I was talking to a friend last night about his years in AA and how it all worked for him. He is one who was willing to go to any length to stay sober. He told me that when we come into a recovery program, we are like a diamond in the rough. There are lots of rough edges. After we go to enough meetings and rub up against enough people, those edges become smooth. And eventually if we stay at it enough, a beautifully cut stone is formed. I thought that this was a nice analogy.
I still have the rough edges. Some things have smoothed out for me. But there are others that remain. My response to criticism is one of the triggers that sets off bad stuff in my head. I know how to recognize it when it occurs but all too often it will sneak up on me when I'm least expecting it.
I've read a lot about reactions to vitriol from another person. Even though I don't act out or give sharp words back, I do something that is totally unproductive: I let the anger from the other person make me feel diminshed.

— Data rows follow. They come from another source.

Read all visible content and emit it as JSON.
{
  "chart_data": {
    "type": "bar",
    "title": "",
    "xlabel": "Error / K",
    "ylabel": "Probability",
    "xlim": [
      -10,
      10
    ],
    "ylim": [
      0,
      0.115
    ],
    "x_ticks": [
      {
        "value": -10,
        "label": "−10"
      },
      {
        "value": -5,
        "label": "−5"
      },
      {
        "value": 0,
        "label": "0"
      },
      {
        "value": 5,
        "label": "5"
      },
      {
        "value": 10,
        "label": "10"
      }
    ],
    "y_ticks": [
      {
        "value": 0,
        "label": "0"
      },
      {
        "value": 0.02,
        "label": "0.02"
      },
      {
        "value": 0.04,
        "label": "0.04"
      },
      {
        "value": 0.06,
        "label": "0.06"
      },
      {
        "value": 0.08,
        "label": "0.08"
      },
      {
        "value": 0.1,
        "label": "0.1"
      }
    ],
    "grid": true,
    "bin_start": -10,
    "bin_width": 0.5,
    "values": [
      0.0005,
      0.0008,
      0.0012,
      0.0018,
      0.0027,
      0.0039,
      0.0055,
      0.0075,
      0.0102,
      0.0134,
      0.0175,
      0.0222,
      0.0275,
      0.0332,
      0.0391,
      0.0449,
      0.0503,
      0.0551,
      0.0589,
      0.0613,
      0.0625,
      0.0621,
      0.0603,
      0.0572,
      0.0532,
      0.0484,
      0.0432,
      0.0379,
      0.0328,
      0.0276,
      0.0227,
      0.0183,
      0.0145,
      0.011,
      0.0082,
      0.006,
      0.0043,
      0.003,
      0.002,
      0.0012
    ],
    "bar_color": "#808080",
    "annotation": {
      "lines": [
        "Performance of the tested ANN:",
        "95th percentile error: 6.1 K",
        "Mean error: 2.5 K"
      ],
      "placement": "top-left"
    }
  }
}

Sometimes by letting the anger get into my system when it's projected by another, I can become indignant rather than just shrugging and letting it go.
My sponsor likes to say that "Opinions are like assholes, everybody has one." It's funny because when I first heard that I thought "Well, I guess that I need to remember that when the next asshole offers an opinion". What I really need to do is to see that I just may be rubbing against a person who has the rough edges still and that by doing so, maybe some of mine and that of the other person will be smoothed a bit.